Подробнее о доме № 31 по ул.Б.Печерской можно узнать на сайте: http://opentextnn.ru/space/nn/dom/bol-pecherskaya/bol-pecherskaya-31/.
- Много ли было тогда добровольцев?
- Да, очень много. На субботники приходили. В том числе на улицу Короленко, в церковь Трех Святителей. Храм был обезображен в советские годы и перестроен в общежитие. В течение полугода мы убирали оттуда все ненужное: ломали перегородки, полы, клетушки. Я помню, что в алтаре на месте престола стоял унитаз. Большевики сознательно оскверняли такие места. Я его ломом выламывал. А люди ведь переезжали туда и жили. А некоторые и не помнили, что там когда-то был храм.
В один из субботних дней в начале ноября 1987 года к нам на субботник пришел Святослав Леонидович Агафонов и сказал: "А давайте я вам экскурсию по кварталу церкви Трех Святителей проведу". Я помню свои ощущения. У меня просто как будто открылись глаза и я посмотрел на улицы своего детства по-новому. Я вдруг увидел, что каждый дом имеет свое неповторимое лицо. Я узнал, что каждый из них спроектирован тем или иным архитектором для определенного заказчика, в своей стилистике, что плотницкие артели, строившие эти дома, использовали свои приемы. Святослав Агафонов обращал наше внимание на то, как вырезан декор, где сохранилась подлинная обшивка с коваными гвоздями, как сделаны ставни... Я помню этот день до сих пор. Дома, как и мы, были тогда моложе, и выглядели конечно лучше.

Через несколько дней после той экскурсии Валентина Бузмакова сказала нам о том, что квартал хотят снести и мы должны что-то сделать. Она писала статьи о разрушении Старого города в газете "Ленинская смена". Я также включился в процесс.

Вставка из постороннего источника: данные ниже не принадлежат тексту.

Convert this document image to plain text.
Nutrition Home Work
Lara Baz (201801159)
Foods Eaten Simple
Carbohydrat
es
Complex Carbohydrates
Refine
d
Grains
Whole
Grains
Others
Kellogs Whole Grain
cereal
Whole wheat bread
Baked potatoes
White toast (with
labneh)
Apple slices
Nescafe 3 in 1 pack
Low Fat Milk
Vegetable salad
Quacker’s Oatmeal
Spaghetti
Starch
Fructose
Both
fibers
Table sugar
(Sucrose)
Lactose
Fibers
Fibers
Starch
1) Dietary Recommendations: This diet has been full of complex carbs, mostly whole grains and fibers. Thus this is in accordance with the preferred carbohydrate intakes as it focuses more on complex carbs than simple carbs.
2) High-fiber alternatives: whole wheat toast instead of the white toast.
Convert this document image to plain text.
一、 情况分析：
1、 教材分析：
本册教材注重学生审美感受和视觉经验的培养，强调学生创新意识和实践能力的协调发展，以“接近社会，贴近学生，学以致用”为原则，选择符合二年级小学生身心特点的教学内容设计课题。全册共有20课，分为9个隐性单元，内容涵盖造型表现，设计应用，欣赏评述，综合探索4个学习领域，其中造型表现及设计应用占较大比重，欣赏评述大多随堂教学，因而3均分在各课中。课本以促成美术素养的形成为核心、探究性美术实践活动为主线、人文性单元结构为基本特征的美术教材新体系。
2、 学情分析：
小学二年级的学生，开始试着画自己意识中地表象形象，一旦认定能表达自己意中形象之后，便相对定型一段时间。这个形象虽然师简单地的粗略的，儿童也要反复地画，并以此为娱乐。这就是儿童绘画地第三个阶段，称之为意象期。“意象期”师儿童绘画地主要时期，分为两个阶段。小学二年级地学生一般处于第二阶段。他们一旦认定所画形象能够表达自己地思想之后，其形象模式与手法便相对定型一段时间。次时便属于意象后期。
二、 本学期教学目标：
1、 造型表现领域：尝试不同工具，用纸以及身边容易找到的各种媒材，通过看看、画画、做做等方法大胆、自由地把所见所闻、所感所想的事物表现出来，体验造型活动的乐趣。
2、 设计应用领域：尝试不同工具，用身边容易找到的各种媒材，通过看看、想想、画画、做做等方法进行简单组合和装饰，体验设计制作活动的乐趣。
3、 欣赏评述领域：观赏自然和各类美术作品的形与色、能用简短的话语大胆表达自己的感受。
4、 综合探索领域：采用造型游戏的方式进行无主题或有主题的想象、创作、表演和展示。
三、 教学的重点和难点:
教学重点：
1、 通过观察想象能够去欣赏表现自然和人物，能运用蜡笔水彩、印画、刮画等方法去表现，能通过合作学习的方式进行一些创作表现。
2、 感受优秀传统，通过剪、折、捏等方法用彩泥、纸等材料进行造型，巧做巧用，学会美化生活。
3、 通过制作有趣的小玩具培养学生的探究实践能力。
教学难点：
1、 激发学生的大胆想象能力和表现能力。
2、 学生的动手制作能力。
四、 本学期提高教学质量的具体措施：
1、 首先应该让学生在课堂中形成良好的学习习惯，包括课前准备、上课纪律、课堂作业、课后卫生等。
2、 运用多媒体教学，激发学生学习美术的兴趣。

А штаб у нас был в доме на пересечении улиц Короленко-Новая, который уже снесен. Что мы сейчас видим – это жалкие остатки этого района, который здесь был. Но тогда как будто многое удалось сделать. Мы, группа студентов-архитекторов и историков под руководством архитектора Сергея Членова подготовили альтернативный проект застройки района, предусматривающий сохранение исторической застройки и экономический эффект за счет освоения деградировавших внутридворовых территорий, пустырей. Проект выставили в Доме Архитектора, а его обсуждение подтолкнуло Союз Архитекторов провести всесоюзный конкурс проектов. Победила работа Александра Харитонова, которая развивала наш подход на высоком профессиональном уровне. Зиму начала 1989 года мне и моим друзьям пришлось прожить в палатке, отстаивая уникальную усадьбу Янкина на Студеной — ее планировали снести вопреки харитоновскому проекту. Это было очень тяжело — круглосуточно грелись примусом… 1 мая 1989 года мы вышли на митинг под российским триколором, с демократическими, правозащитными и градозащитными лозунгами. Шествие разогнали, задержали около 80 человек, а усадьбу снесли, пока мы несколько дней были под арестом. Этот снос, месть памятнику архитектуры за поступки людей, стал для меня глубокой личной трагедией, это меня тогда просто потрясло. Если до этого я умом понимал, что советская власть это зло, то после этого стал ее люто ненавидеть всей душой… Ну а советская пропаганда прилепила ко мне ярлык экстремиста, который я доселе с гордостью ношу. Помню, еще в 87-м я как-то читал лекцию в волонтерском штабе об устройстве православного храма, и в гости пришло нижегородское телевидение. Девушка-корреспондент мне и говорит: «Ах, ах, это все так интересно! А скажите, как вы относитесь к экстремисту Дмитриевскому?». Прямо так и спросила. Ну я сказал, что отношусь к нему самым непосредственным образом — я он и есть…
- А были ли какие-то опыты безусловной победы?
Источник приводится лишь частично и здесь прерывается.